Le droit du travail français prévoit diverses indemnités pour compenser la rupture du contrat de travail. Parmi elles, l'indemnité de licenciement et l'indemnité de départ à la retraite sont souvent au cœur des discussions. Peut-on cumuler ces deux indemnités lorsque les conditions d'attribution sont réunies ? La Cour de cassation, dans un arrêt du 6 novembre 2024, a apporté une réponse claire à cette question, réaffirmant le principe du non-cumul. Cet article analyse cette décision et ses implications pour les employeurs et les salariés.
L'article L. 1234-9 du Code du travail stipule que tout salarié en CDI, licencié alors qu'il compte au moins une année d'ancienneté ininterrompue, a droit à une indemnité légale de licenciement, sauf en cas de faute grave. Cette indemnité vise à compenser le préjudice subi par le salarié du fait de la rupture à l'initiative de l'employeur.

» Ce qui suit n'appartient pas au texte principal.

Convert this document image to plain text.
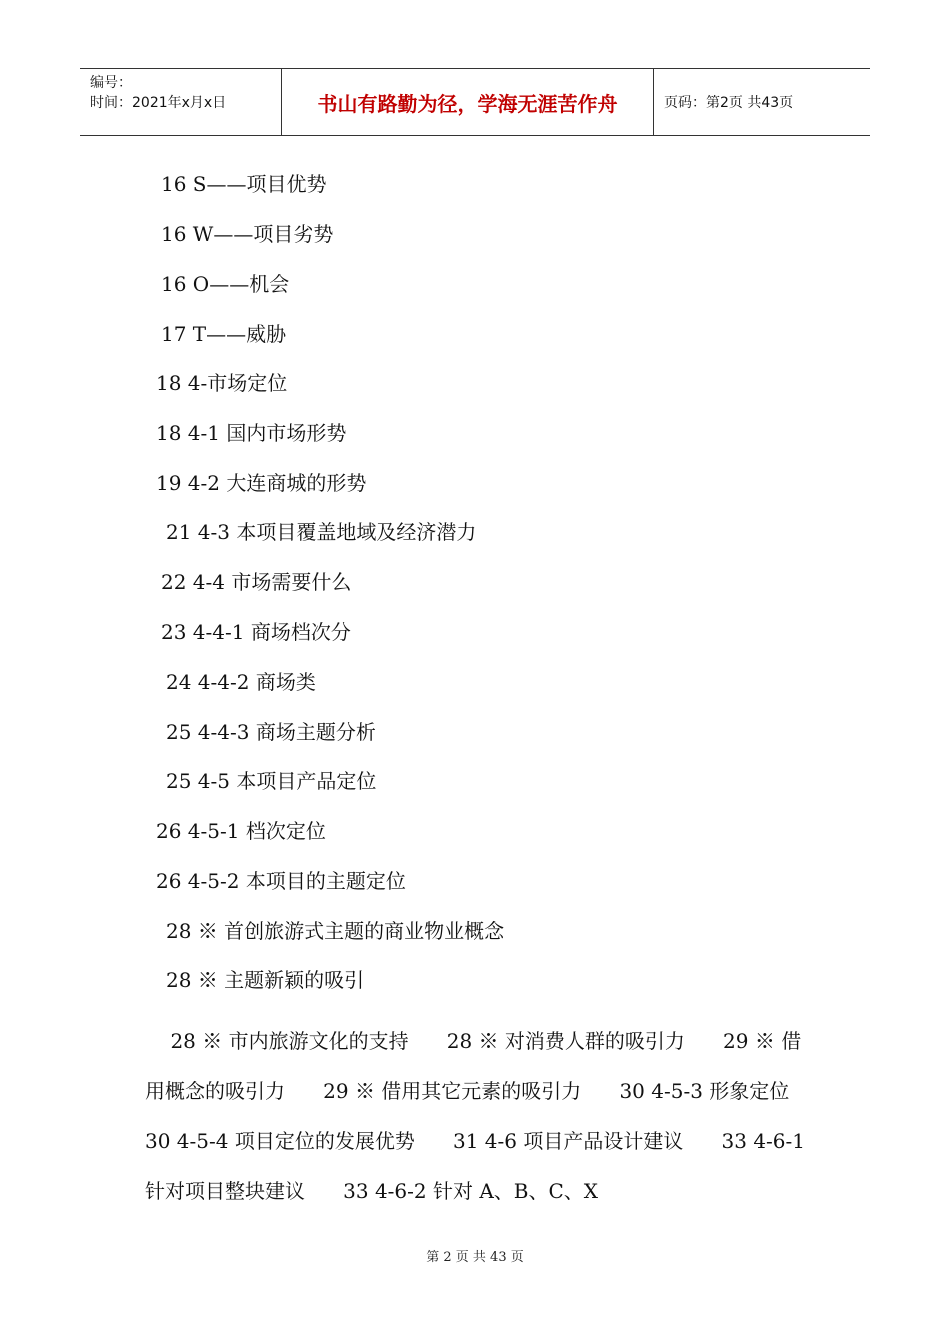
编号：
时间：2021年x月x日	书山有路勤为径，学海无涯苦作舟	页码：第2页 共43页
16 S——项目优势
16 W——项目劣势
16 O——机会
17 T——威胁
18 4-市场定位
18 4-1 国内市场形势
19 4-2 大连商城的形势
21 4-3 本项目覆盖地域及经济潜力
22 4-4 市场需要什么
23 4-4-1 商场档次分
24 4-4-2 商场类
25 4-4-3 商场主题分析
25 4-5 本项目产品定位
26 4-5-1 档次定位
26 4-5-2 本项目的主题定位
28 ※ 首创旅游式主题的商业物业概念
28 ※ 主题新颖的吸引
28 ※ 市内旅游文化的支持      28 ※ 对消费人群的吸引力      29 ※ 借用概念的吸引力      29 ※ 借用其它元素的吸引力      30 4-5-3 形象定位      30 4-5-4 项目定位的发展优势      31 4-6 项目产品设计建议      33 4-6-1 针对项目整块建议      33 4-6-2 针对 A、B、C、X
第 2 页 共 43 页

Selon l'article L. 1237-9 du Code du travail, tout salarié qui quitte volontairement l'entreprise pour bénéficier d'une pension de vieillesse a droit à une indemnité de départ à la retraite. Son montant varie en fonction de l'ancienneté du salarié et de la rémunération du salarié. Elle récompense la fidélité du salarié à l'entreprise.

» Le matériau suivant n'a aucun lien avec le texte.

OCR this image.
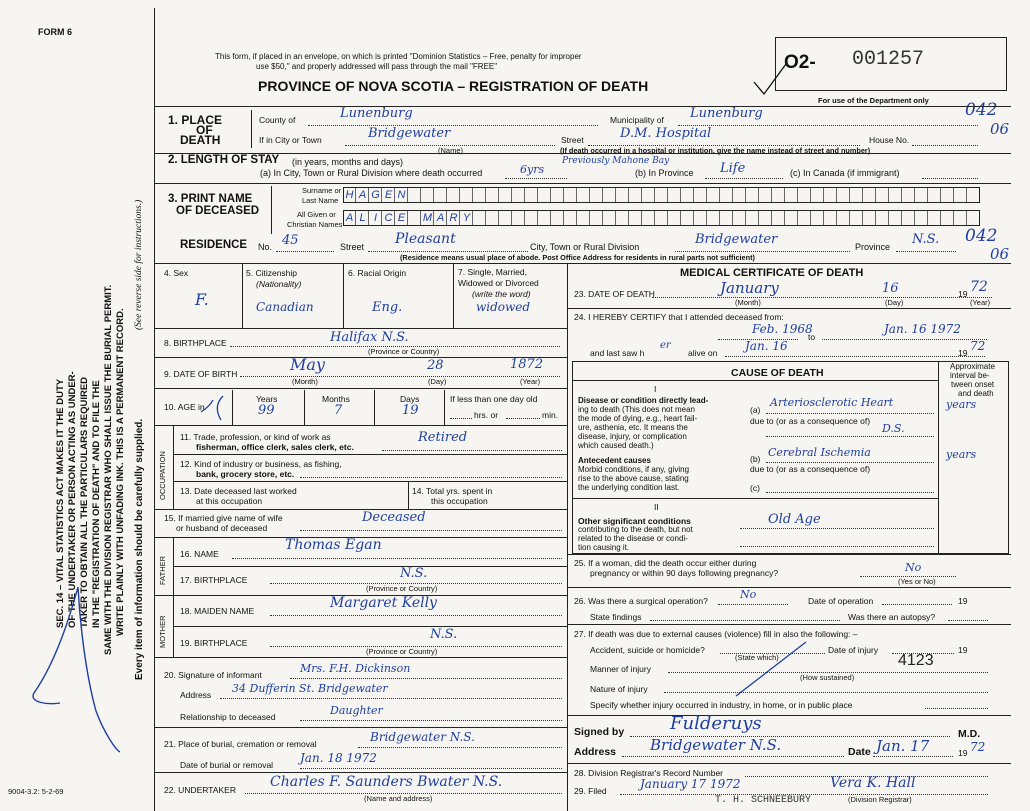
FORM 6
9004-3.2: 5-2-69
SEC. 14 – VITAL STATISTICS ACT MAKES IT THE DUTY OF THE UNDERTAKER OR PERSON ACTING AS UNDER- TAKER TO OBTAIN ALL THE PARTICULARS REQUIRED IN THE "REGISTRATION OF DEATH" AND TO FILE THE SAME WITH THE DIVISION REGISTRAR WHO SHALL ISSUE THE BURIAL PERMIT. WRITE PLAINLY WITH UNFADING INK. THIS IS A PERMANENT RECORD. Every item of information should be carefully supplied.
(See reverse side for instructions.)
This form, if placed in an envelope, on which is printed "Dominion Statistics – Free, penalty for improper
use $50," and properly addressed will pass through the mail "FREE"
PROVINCE OF NOVA SCOTIA – REGISTRATION OF DEATH
O2- 001257
For use of the Department only 042
06
042
06
1. PLACE
OF
DEATH
County of	Lunenburg	Municipality of Lunenburg
If in City or Town	Bridgewater
(Name)
Street	D.M. Hospital	House No.
(If death occurred in a hospital or institution, give the name instead of street and number)
2. LENGTH OF STAY (in years, months and days)
(a) In City, Town or Rural Division where death occurred	6yrs
Previously Mahone Bay
(b) In Province Life	(c) In Canada (if immigrant)
3. PRINT NAME
OF DECEASED
Surname or
Last Name
All Given or
Christian Names
H A G E N
A L I C E M A R Y
RESIDENCE No. 45	Street Pleasant	City, Town or Rural Division	Bridgewater	Province N.S.
(Residence means usual place of abode. Post Office Address for residents in rural parts not sufficient)
4. Sex
F.
5. Citizenship
(Nationality)
Canadian
6. Racial Origin
Eng.
7. Single, Married,
Widowed or Divorced
(write the word)
widowed
8. BIRTHPLACE	Halifax N.S.
(Province or Country)
9. DATE OF BIRTH	May	28	1872
(Month)	(Day)	(Year)
10. AGE in
Years	Months	Days
99	7	19
If less than one day old
hrs. or	min.
OCCUPATION
11. Trade, profession, or kind of work as
fisherman, office clerk, sales clerk, etc.
Retired
12. Kind of industry or business, as fishing,
bank, grocery store, etc.
13. Date deceased last worked
at this occupation
14. Total yrs. spent in
this occupation
15. If married give name of wife
or husband of deceased
Deceased
FATHER
16. NAME
Thomas Egan
17. BIRTHPLACE	N.S.
(Province or Country)
MOTHER
18. MAIDEN NAME	Margaret Kelly
19. BIRTHPLACE
N.S.
(Province or Country)
20. Signature of informant	Mrs. F.H. Dickinson
Address 34 Dufferin St. Bridgewater
Relationship to deceased	Daughter
21. Place of burial, cremation or removal	Bridgewater N.S.
Date of burial or removal Jan. 18 1972
22. UNDERTAKER Charles F. Saunders Bwater N.S.
(Name and address)
MEDICAL CERTIFICATE OF DEATH
23. DATE OF DEATH	January	16	19 72
(Month)	(Day)	(Year)
24. I HEREBY CERTIFY that I attended deceased from:
Feb. 1968
to
Jan. 16 1972
and last saw h
er
alive on Jan. 16	19 72
CAUSE OF DEATH
Approximate
interval be-
tween onset
and death
I
Disease or condition directly lead-
ing to death (This does not mean
the mode of dying, e.g., heart fail-
ure, asthenia, etc. It means the
disease, injury, or complication
which caused death.)
(a)
Arteriosclerotic Heart	years
due to (or as a consequence of)
D.S.
Antecedent causes
Morbid conditions, if any, giving
rise to the above cause, stating
the underlying condition last.
(b) Cerebral Ischemia	years
due to (or as a consequence of)
(c)
II
Other significant conditions
contributing to the death, but not
related to the disease or condi-
tion causing it.
Old Age
25. If a woman, did the death occur either during
pregnancy or within 90 days following pregnancy?	No
(Yes or No)
26. Was there a surgical operation?	No	Date of operation	19
State findings	Was there an autopsy?
27. If death was due to external causes (violence) fill in also the following: –
Accident, suicide or homicide?
(State which)
Date of injury	19
Manner of injury	4123
(How sustained)
Nature of injury
Specify whether injury occurred in industry, in home, or in public place
Signed by	Fulderuys	M.D.
Address Bridgewater N.S.	Date Jan. 17	19 72
28. Division Registrar's Record Number
29. Filed	January 17 1972	Vera K. Hall
(Division Registrar)
T. H. SCHNEEBURY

La Cour de cassation a, à plusieurs reprises, affirmé le principe de non-cumul entre l'indemnité de mise à la retraite et l'indemnité de licenciement. Par exemple, elle a jugé que lorsque la mise à la retraite est requalifiée en licenciement, le salarié ne peut prétendre aux deux indemnités simultanément (Cass. soc., 3 octobre 1991, n° 87-43.037).
Cependant, la question du cumul entre l'indemnité de départ à la retraite (initiative du salarié) et l'indemnité de licenciement restait moins tranchée, notamment dans des situations complexes comme la requalification de contrats.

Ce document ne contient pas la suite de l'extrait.